What would make this encounter a synchronicity? Let’s look again at the definition of synchronicity: the coinciding of inner and outer events in a way that can’t be explained by cause and effect and is meaningful to the observer. Assume that there’s no causal connection: you did nothing to arrange the meeting with your friend and had no idea he was even in town. Perhaps you were thinking of him just the day before, for the first time in years: Your thoughts would be the inner event, the meeting the outer event, and the meaning might be in the wonder you feel at how things are connected. Or perhaps he fills a need for you: you’ve been thinking of buying a computer, and it turns out he’s just brought one himself and has some good tips for you. Your thoughts about your pending purchase are the inner event, the meeting and his advice comprise the outer event, and the meaning might be that now is the time to take the plunge into cyberspace. Or perhaps you’ve been trying to experience flow at deeper levels: your aspirations are the inner event, the meeting the outer event, and the meaning to you is that you’re on the right track.
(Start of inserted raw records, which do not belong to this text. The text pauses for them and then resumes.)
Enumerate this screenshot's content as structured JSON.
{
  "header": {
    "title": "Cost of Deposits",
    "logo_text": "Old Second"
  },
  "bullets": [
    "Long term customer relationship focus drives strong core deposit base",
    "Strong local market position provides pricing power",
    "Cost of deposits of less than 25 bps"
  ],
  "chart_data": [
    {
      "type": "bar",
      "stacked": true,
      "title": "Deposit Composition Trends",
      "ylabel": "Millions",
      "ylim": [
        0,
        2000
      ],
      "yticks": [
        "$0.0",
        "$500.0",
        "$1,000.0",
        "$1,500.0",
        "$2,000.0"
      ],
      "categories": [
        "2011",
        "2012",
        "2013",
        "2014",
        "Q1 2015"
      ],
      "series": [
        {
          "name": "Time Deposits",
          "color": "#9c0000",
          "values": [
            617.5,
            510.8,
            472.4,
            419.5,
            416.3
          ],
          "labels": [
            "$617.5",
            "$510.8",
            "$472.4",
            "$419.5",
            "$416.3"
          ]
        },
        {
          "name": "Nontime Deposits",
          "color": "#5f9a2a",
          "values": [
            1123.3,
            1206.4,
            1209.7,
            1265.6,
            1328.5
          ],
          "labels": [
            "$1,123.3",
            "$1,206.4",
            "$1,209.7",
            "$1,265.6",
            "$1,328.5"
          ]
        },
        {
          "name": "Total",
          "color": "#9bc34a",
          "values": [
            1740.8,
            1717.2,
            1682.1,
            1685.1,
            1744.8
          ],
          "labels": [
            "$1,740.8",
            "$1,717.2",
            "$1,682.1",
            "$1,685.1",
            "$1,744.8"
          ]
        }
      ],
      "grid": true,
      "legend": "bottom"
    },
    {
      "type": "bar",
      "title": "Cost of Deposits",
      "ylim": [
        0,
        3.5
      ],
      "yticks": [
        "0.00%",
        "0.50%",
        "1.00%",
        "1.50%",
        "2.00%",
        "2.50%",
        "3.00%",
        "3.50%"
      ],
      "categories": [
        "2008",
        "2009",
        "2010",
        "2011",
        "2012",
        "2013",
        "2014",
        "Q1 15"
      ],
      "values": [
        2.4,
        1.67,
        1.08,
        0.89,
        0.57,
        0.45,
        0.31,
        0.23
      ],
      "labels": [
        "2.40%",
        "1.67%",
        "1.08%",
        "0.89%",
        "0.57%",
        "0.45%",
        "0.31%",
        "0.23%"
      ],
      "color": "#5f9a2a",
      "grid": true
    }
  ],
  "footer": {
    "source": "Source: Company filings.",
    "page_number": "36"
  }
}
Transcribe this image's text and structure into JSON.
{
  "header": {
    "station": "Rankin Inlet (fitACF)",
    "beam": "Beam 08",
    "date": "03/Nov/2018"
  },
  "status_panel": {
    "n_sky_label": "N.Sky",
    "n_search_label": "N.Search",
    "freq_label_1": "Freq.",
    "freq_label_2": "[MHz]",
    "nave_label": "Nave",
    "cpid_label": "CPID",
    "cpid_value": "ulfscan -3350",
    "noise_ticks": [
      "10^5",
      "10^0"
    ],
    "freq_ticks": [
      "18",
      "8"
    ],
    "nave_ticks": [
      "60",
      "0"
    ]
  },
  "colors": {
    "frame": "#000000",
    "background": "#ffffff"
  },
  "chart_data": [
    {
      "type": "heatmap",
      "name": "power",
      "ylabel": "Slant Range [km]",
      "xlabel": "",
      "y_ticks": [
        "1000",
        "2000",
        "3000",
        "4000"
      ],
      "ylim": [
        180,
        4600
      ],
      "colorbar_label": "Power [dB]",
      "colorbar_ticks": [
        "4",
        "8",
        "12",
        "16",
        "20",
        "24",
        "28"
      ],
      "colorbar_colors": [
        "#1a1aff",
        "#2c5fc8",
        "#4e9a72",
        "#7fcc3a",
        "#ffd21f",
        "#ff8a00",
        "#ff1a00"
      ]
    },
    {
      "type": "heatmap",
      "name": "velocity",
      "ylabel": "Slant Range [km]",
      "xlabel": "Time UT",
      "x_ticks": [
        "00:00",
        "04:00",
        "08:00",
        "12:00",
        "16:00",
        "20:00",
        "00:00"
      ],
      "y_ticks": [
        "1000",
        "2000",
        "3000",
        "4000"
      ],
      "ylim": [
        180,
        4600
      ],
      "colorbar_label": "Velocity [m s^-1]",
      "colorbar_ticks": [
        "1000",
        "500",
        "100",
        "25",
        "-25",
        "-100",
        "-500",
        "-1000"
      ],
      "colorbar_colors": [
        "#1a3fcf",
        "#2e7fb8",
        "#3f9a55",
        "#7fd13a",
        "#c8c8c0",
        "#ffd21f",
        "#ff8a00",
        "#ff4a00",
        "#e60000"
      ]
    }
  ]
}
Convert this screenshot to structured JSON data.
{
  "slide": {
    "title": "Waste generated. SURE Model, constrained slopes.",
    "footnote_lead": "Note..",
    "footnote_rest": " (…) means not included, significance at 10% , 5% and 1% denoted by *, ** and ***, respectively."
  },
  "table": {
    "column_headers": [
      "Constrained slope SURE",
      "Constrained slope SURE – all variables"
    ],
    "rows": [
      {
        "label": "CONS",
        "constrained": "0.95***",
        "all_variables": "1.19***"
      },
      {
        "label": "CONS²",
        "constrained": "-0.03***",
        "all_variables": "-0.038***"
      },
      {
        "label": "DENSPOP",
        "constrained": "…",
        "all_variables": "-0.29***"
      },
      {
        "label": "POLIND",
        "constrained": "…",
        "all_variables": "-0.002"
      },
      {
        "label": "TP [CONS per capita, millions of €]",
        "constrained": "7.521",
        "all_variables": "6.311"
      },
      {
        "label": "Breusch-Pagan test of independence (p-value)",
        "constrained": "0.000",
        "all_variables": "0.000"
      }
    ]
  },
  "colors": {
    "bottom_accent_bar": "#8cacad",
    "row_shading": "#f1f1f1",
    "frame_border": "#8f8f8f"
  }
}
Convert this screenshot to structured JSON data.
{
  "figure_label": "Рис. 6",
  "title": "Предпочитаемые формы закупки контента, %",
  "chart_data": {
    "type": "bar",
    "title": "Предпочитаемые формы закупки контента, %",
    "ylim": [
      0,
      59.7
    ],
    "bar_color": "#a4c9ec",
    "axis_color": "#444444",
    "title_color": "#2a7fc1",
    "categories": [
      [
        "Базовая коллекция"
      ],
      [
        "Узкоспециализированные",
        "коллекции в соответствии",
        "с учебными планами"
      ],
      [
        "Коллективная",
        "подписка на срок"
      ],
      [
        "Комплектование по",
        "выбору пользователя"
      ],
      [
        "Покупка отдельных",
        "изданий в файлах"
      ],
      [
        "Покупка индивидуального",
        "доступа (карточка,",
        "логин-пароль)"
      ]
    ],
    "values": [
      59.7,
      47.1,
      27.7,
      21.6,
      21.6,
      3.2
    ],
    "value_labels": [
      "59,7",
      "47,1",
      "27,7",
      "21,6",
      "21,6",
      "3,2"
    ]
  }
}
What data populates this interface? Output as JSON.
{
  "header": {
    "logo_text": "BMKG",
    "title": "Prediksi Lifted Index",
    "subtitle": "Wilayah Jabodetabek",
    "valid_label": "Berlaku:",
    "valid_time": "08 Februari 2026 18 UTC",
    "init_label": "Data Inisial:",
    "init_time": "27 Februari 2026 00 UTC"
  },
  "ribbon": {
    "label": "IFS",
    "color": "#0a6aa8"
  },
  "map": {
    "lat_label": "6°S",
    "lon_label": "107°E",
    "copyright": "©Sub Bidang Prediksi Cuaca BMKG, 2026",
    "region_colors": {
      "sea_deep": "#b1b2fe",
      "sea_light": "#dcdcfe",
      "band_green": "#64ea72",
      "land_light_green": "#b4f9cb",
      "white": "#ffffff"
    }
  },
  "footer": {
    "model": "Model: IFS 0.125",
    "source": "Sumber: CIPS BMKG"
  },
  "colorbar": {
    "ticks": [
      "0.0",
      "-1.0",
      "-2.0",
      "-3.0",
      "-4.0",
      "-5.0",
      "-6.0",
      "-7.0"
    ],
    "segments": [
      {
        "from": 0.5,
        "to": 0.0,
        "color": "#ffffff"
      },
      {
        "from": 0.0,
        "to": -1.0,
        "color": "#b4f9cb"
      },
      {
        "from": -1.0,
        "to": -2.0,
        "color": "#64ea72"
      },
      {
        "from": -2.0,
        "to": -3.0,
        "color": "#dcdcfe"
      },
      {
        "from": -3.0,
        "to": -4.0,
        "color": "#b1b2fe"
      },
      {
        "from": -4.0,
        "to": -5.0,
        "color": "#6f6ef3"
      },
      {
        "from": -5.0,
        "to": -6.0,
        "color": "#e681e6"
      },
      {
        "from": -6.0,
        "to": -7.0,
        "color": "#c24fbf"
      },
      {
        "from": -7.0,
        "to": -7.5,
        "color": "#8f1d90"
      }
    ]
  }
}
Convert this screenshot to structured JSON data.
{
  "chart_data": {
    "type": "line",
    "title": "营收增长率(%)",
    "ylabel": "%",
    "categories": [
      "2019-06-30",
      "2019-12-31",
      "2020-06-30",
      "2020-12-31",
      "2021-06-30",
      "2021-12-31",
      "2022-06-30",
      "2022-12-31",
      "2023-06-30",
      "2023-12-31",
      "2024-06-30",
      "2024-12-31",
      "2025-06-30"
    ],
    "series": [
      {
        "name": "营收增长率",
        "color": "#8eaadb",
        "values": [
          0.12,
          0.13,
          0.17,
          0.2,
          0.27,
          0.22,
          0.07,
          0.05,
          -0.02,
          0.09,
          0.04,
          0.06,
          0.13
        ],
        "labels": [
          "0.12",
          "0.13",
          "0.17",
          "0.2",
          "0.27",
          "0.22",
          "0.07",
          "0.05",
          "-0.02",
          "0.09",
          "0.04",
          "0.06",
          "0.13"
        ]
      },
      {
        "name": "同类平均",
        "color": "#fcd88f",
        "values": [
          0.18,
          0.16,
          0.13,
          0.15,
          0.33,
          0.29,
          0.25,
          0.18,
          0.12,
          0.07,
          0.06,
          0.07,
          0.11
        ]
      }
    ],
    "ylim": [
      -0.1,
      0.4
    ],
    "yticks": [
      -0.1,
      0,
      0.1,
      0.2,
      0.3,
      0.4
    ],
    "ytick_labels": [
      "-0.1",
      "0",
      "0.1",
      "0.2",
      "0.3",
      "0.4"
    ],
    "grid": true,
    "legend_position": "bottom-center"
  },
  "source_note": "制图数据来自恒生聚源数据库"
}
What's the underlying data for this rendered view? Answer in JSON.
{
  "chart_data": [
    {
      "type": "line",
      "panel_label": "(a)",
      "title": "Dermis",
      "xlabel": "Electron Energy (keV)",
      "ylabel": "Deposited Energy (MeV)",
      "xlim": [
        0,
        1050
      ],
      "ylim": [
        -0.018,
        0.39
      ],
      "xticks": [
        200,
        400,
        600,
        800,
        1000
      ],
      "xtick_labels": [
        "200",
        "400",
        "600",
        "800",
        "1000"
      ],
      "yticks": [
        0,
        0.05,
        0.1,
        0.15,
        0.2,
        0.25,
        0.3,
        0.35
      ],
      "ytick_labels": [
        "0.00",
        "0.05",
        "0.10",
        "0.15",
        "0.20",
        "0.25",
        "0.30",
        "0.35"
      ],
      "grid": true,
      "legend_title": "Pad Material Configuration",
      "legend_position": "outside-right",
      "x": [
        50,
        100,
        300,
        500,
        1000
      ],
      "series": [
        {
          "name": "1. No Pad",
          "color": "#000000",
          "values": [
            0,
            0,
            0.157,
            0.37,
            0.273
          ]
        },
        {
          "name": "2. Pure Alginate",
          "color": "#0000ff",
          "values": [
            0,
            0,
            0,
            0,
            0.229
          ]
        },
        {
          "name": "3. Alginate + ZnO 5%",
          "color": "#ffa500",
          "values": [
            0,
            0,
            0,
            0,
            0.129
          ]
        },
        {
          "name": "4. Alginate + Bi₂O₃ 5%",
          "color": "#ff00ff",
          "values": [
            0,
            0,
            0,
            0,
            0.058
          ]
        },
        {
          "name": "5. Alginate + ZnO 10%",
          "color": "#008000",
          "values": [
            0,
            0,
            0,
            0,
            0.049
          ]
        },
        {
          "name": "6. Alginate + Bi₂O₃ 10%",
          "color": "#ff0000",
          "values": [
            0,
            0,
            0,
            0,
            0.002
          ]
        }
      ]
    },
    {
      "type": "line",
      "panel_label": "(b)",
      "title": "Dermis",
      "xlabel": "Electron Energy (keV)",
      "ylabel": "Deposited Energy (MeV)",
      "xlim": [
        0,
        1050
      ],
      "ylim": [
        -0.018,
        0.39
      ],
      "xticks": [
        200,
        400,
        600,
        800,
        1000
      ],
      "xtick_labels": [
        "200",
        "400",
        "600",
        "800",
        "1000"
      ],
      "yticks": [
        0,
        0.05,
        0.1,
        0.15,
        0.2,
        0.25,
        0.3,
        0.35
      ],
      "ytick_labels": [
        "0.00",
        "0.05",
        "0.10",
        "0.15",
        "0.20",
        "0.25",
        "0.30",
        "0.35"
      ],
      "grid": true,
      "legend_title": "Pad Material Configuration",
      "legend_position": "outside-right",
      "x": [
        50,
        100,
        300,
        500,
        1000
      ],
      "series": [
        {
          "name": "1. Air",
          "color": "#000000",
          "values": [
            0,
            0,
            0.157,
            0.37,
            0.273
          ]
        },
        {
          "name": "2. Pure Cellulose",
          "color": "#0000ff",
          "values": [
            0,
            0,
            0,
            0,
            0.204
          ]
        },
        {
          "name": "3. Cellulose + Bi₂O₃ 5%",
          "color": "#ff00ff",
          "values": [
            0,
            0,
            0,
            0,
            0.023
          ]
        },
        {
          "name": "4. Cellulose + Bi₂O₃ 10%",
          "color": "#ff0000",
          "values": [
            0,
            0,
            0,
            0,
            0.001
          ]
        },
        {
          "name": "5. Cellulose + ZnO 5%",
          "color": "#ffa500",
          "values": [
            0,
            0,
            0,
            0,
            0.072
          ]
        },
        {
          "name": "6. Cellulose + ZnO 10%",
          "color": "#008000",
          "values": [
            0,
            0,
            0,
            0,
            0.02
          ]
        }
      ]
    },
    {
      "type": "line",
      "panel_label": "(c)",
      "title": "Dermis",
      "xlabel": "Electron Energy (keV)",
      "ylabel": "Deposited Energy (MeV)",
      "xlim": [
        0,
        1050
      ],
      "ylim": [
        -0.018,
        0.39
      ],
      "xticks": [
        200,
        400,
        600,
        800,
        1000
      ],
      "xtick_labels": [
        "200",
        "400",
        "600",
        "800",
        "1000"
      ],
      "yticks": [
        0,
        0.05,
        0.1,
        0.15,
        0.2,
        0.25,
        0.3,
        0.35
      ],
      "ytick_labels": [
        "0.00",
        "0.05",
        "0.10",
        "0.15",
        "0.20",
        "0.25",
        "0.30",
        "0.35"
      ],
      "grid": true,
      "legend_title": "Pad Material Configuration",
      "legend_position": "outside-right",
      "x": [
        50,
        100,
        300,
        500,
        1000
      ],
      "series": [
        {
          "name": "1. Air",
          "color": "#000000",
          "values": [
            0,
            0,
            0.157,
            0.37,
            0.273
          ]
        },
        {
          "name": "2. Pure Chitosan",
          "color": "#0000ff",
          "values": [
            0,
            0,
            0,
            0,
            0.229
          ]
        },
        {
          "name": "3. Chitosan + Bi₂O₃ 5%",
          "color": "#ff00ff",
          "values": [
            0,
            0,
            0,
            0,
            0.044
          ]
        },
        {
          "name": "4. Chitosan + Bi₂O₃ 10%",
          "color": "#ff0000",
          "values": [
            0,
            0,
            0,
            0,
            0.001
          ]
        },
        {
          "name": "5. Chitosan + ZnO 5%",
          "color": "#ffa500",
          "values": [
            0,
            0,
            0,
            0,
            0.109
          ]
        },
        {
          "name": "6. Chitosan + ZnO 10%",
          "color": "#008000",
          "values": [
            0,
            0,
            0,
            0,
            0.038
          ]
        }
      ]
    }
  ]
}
What, then, would make it not a synchronicity? According to our definition, meaningfulness makes the difference. Your meeting with your friend would be "just a coincidence" if it had no meaning whatsoever for you: you saw nothing special in bumping into him and made nothing of it. The unlikely encounter wouldn’t lead you anywhere—not to inward searching, not to a nearby computer store, not to the power of flow.

Single synchronicities happen often in things like telephone calls, chance encounters, and lucky numbers. Bruce Kohler remembers how twenty years ago he had a sudden urge to call his father in Florida whom he hadn’t spoken to in several weeks. When he picked up the phone, before he touched the dial, he was flabbergasted to hear his father’s voice on the other end—trying to reach him.

Information you need might come your way through some surprising route at the moment you need it. Dame Rebecca West told philosopher Arthur Koestler how she had been researching a specific episode of the Nuremberg war crimes trials: "I looked up the trials in the library and was horrified to find they are published in a form almost useless to the researcher. They are abstracts, and are cataloged under arbitrary headings. After hours of search I went among the line of shelves to an assistant librarian and said, ’I can’t find it, there’s no clue, it may be in any of these volumes.’ I put my hand on one volume and took it out and carelessly looked at it, and it was not only the right volume, but I had opened it at the right page." Koestler writes that coincidences of what he calls the "library angle" are "so frequent that one almost regards them as one’s due."

Just because a single synchronicity is simple in pattern doesn’t mean it can’t have a great impact. Looking back, you might find that a turning point in your life, such as meeting your significant other, was a single synchronicity.